Чтобы опередить головокружение, резко бросался в воду, сильными гребками уходил вглубь; чуть в стороне мотался на цепи, закрывая солнце, округлый смоляной бок баркаса… теплынь! – не то что в Неве, или Красавице, прошитой струями ледяных ключей. Вода была мутноватая, какая-то мыльная, будто излюбленную маринистами бирюзу слегка разбелили. Полупрозрачную, прорезанную широкими косыми лучами, но с каждым новым гребком темневшую толщу бороздили песчинки. И только ото дна шло пронзительное колебательное свечение, там, глубоко внизу, скользили блики, плыли мохнатые, как предгрозовые облака, камни. Приближалось сияние белёсо-песчаного свода с радужными зигзагами… терял ориентацию. На исходе дыхания расплывчатая плёнка разбавленной бирюзы, под которой лениво покачивали щупальцами молочно-дымчатые медузы, манила откуда-то сверху, он всё быстрее всплывал, стараясь не задевать медуз, по морю ползла тень от облака, и Соснина накрывали излучения темноты, словно лил густой дождь, а сбоку растекалось расплющенным яйцом солнце, и ещё там, под водой, когда в лёгких кончался воздух, успевал сообразить, что несся к таинственной поверхностной плёнке – глянцевой снаружи, матовой изнутри – и разрывал её, жадно вдохнув, видел выгоревшее от зноя небо с кудлатыми облачками, которые медленно сносились в открытое море, чтобы смешаться с пыльно-розоватым осадком у горизонта.
А бывало, что первой ныряла Вика, выныривала поодаль, звала из тёплого зелёного колыханья. – Илюша, Илюша, не отставай!.. терракотовые ноги, живот, плечи просвечивали сквозь накрывавшую волну, Вика, отфыркивалась, взмахивала рукой в сторону берега, к шее прилипали кончики волос, выбившихся из-под жёлтой резиновой шапочки.

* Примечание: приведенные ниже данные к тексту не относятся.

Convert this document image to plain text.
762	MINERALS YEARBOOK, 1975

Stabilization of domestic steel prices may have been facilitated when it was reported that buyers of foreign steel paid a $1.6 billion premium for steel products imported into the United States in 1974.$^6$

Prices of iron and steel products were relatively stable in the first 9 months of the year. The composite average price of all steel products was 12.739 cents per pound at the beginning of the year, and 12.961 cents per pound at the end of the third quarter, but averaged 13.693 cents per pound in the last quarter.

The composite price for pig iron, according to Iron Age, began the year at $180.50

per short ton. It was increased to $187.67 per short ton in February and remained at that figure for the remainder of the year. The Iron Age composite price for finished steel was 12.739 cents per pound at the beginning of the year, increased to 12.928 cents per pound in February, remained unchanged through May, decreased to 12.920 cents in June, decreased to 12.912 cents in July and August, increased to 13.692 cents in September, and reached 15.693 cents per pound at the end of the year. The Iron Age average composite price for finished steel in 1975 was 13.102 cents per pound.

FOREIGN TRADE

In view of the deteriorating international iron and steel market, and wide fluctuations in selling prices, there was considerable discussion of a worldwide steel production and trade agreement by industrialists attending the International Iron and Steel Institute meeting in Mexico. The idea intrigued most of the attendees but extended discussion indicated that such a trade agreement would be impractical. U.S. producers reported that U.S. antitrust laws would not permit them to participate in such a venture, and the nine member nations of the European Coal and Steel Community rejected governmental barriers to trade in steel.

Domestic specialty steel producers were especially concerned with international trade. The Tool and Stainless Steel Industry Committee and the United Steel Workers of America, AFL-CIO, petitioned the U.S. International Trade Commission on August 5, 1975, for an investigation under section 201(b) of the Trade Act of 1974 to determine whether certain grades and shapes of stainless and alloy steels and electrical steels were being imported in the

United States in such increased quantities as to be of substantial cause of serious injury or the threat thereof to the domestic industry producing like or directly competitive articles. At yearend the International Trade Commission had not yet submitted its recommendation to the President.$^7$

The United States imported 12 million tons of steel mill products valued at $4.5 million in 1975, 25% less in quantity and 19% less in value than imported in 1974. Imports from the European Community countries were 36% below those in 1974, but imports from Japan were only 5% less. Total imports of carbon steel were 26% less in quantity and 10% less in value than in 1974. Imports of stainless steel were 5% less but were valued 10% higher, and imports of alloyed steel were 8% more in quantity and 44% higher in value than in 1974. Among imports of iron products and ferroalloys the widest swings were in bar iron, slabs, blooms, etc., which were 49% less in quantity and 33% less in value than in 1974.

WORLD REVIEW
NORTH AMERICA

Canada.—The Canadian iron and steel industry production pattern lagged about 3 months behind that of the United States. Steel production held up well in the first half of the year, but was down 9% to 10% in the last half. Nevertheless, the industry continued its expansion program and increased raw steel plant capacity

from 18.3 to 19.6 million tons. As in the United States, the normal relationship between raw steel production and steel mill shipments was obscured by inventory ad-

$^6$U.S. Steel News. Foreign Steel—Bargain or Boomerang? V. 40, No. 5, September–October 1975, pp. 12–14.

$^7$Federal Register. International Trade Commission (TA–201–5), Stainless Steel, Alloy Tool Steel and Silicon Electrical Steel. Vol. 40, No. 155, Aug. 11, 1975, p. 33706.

– Илюша, о чём ты всё время думаешь? Что у тебя в голове? Не зря Леонид Исаевич называл тебя ребёнком наоборот, – мать вздыхала.
На набережной Соснин и Вика застывали у мольберта постаревшего, сгорбившегося, но по-прежнему неутомимого пейзажиста, следили из-за его спины за тем, как подолгу смешивались на пахучей палитре краски, разляпывались яркие кляксочки на переднем плане картины – исполосованный поперечными лиловыми тенями тополей асфальтовый променад заполняли курортники – и – накладывался изогнуто-широкий жирный мазок, получалась далёкая бледно-голубая гора.
Больше казался художником, чем был им, – думал Соснин, – мазилу не интересовало ничего сверх тощих тополей, моря, горы, для него не существовали свет, воздух, ветер.
– Он маньяк? Одно и то же, как не приелось? – громко шептала Вика.
Соснин шептал в ответ, что меняется освещение, меняются цвета, оттенки, вспоминал подвижников художественного созерцания – знаменитого француза, который раз за разом вдохновенно писал разъедаемый сиреневыми туманами лондонский мост, ещё одного француза, не менее знаменитого, без устали, исступлённо, писавшего гору Святой Виктории – днём сизо-синюю, но каждый день – сизо-синюю по-другому, под конец дня – песочно-розовую, хотя, если вглядываться, ежевечерне наново и иначе перекрашиваемую закатом. Почувствовав волнующую игру смыслов, Соснин осмелел, повторил, будто усомнившись, с вопросительной
Вика, вздрогнув, оценила наглость юного кавалера – посмотрела ему в глаза, загадочно улыбнулась.
Несколько шагов прошли молча. Потом Соснин принялся рассказывать про психотерапевтический эффект примитивных произведений мазилы, про Душского, скупавшего их для умиротворения буйных в своей больнице, Вика смеялась. – Мазня заменила смирительные рубашки? Как просто – посмотрели на мазню, излечились.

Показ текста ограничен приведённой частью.